Posted by Erica Bettencourt

Wed, Nov 05, 2014 @ 11:52 AM

By Steven Reinberg

kissing bug

Residents of the southern United States may be at risk for a parasitic infection that can lead to severe heart disease and death, three new studies suggest.

Chagas disease, which is transmitted by "kissing bugs" that feed on the faces of humans at night, was once thought limited to Mexico, Central America and South America.

That's no longer the case, the new research shows.

"We are finding new evidence that locally acquired human transmission is occurring in Texas," said Melissa Nolan Garcia, a research associate at Baylor College of Medicine in Houston and the lead author of two of the three studies.

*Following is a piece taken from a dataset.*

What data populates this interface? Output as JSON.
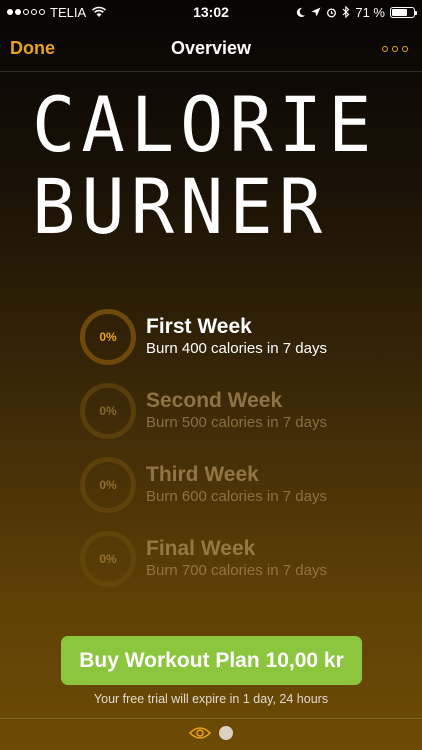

Garcia is concerned that the number of infected people in the United States is growing and far exceeds the U.S. Centers for Disease Control and Prevention's estimate of 300,000.

In one pilot study, her team looked at 17 blood donors in Texas who tested positive for the parasite that causes Chagas disease.

"We were surprised to find that 36 percent had evidence of being a locally acquired case," she said. "Additionally, 41 percent of this presumably healthy blood donor population had heart abnormalities consistent with Chagas cardiac disease."

The CDC, however, still believes most people with the disease in the United States were infected in Mexico, Central and South America, said Dr. Susan Montgomery, of the agency's parasitic diseases branch.

"There have been a few reports of people becoming infected with these bugs here in the United States," she said. "We don't know how often that is happening because there may be cases that are undiagnosed, since many doctors would not think to test their patients for this disease. However, we believe the risk of infection is very low."

Maybe so, but kissing bugs -- blood-sucking insects called triatomine bugs -- are found across the lower half of the United States, according to the CDC. The insects feed on animals and people at night.

The feces of infected bugs contains the parasite Trypanosoma cruzi, which can enter the body through breaks in the skin. Chagas disease can also be transmitted through blood.

It's a silent killer, Garcia said. People don't feel sick, so they don't seek care, but it causes heart disease in about 30 percent of those who get infected, she said.

In another study, Garcia's team collected 40 insects in 11 Texas counties. They found that 73 percent carried the parasite and half of those had bitten humans as well as other animals, such as dogs, rabbits and raccoons.

A third study found that most people infected with Chagas aren't treated.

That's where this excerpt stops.